О, как они ошибутся, если рассудят так, думая о нашем времени и посмотрев только на один берег реки? На другом берегу они найдут кучи мусора, потому что правый берег Тибра – это не золото и мрамор, но дерево и глина. В золотой жили луции, а там, в грязи, фабии. Ищи, мой Ульпий, человека, который написал бы правду обо всем этом, ибо я сделать этого уже не смогу.

Я кончаю воспоминанием о том. как посетил тебя: теперь, мой Ульпий, я с чистой совестью могу смотреть тебе в глаза. Я не трус. Я не опозорил своих предков. Лицом к лицу со зверем я защищал правду. Даже ценою жизни. А отдать жизнь за правду…

Ну, довольно гордыни, довольно слов. Я прощаюсь с тобой. Вечером я гулял по кипарисовой аллее. Теперь меня ждет аллея теней. И если теням дана память, имя твое, дорогой Ульпий. пробудет со мной вовеки, всегда ясное, всегда светлое".

***

Сенека написал письмо одним дыханием. Когда он отложил резец, у него горели щеки, голова пылала. Он встал, отдернул занавес, отделяющий дом от террасы.

Ночь, потревоженная криком просыпающихся птиц, отступала. Одна за другой гасли звезды.

Глава 58

Мамертинская тюрьма, выстроенная в центре Рима по соседству с великолепными храмами, – это каменная твердыня страха, потусторонний мир.

Под наземной ее частью имеется подземелье, уходящее глубоко в скалу. Оно очень древнее, очевидно, со времен галльского вторжения в Италию, а может быть, даже со времен царей. В холодных, пропитанных сыростью камерах вот уже несколько столетий палачи душат приговоренных к смерти или топором отсекают им головы, если они не успели умереть от голода. Здесь окончили свои дни нумидийский царь Югурта, вождь галльских племен Верцингеториг и главари заговора Катилины.

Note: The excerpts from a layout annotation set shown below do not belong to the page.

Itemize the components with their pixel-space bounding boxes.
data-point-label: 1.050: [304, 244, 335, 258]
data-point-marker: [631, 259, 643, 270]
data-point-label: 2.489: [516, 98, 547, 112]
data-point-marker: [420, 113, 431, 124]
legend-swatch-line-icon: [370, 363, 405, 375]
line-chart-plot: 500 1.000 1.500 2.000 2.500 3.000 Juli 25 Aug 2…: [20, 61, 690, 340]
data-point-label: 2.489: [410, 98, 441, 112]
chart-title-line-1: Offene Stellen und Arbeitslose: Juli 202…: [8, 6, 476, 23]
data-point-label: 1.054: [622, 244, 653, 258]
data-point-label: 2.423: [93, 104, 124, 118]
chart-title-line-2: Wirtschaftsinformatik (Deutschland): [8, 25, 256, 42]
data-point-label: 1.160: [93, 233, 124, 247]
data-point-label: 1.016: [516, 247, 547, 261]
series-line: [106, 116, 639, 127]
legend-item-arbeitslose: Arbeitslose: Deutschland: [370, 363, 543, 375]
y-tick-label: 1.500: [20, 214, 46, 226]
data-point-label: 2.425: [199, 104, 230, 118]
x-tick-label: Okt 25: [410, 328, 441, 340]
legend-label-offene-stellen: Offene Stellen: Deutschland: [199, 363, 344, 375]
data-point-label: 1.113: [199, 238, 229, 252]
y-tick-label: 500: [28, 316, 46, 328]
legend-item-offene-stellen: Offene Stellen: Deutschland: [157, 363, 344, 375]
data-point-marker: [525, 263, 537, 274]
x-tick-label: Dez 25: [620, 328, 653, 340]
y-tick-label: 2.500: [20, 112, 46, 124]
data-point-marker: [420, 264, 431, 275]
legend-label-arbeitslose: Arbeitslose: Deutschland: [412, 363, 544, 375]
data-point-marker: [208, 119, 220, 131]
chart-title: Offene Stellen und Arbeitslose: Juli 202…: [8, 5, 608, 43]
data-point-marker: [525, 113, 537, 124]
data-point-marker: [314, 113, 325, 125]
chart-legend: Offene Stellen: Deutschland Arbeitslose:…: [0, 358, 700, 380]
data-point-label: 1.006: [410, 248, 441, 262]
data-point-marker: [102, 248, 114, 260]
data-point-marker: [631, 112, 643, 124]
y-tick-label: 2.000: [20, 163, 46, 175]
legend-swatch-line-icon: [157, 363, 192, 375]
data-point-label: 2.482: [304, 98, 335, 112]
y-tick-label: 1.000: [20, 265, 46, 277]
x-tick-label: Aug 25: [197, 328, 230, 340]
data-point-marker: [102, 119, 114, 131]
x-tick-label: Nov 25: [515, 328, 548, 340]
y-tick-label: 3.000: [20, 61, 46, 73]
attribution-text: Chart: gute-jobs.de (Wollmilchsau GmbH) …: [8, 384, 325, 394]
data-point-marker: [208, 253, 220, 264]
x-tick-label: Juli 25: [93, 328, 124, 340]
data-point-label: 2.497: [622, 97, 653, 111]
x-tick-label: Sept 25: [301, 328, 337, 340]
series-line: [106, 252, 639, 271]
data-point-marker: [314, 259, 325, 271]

Промозглая камера Фабия в надземной части тюрьмы пропахла гнилью и плесенью. Царящая полутьма наводила ужас, давила на душу, глаза не могли привыкнуть ко тьме и устремлялись вверх: там, высоко в стене, было небольшое отверстие, величиной с кокосовый орех, огонек, недостижимый для заключенного, по которому отсчитывались часы отчаяния; свет проникал через него в зеленоватую черноту, скользил по камням, отмерял время. А в камере, как на дне омута, стояла скользкая тишина.

Фабий слышал свое дыхание. Быстрое, прерывистое, свистящее. Казалось, что в темноте скрывается кто-то еще. Человек или зверь. Фабий выкрикнул имя Квирины, чтобы разорвать кольцо страха, и испугался собственного голоса: голос был тяжелым, как топор. Узник скорчился на влажной соломе и ждал. Ночь, день, ночь. Иногда время становится страшнее палача.

Плесень со стен заползла к нему в мысли. Искра надежды задыхалась во влажной плесени, отчаяние брало верх. Отверстие в стене разверзлось, стало головою Медузы, лучи света превратились в змей. Чудовище росло, приближалось, змеи шипели. Фабий цепенел от страха. Он ударял ногами в стену, бил кулаками по мокрым каменным плитам, кричал от отчаяния.

От усталости он свалился на гнилую солому. Холод пробирал его до костей. Он ждал. Чего, боги, чего?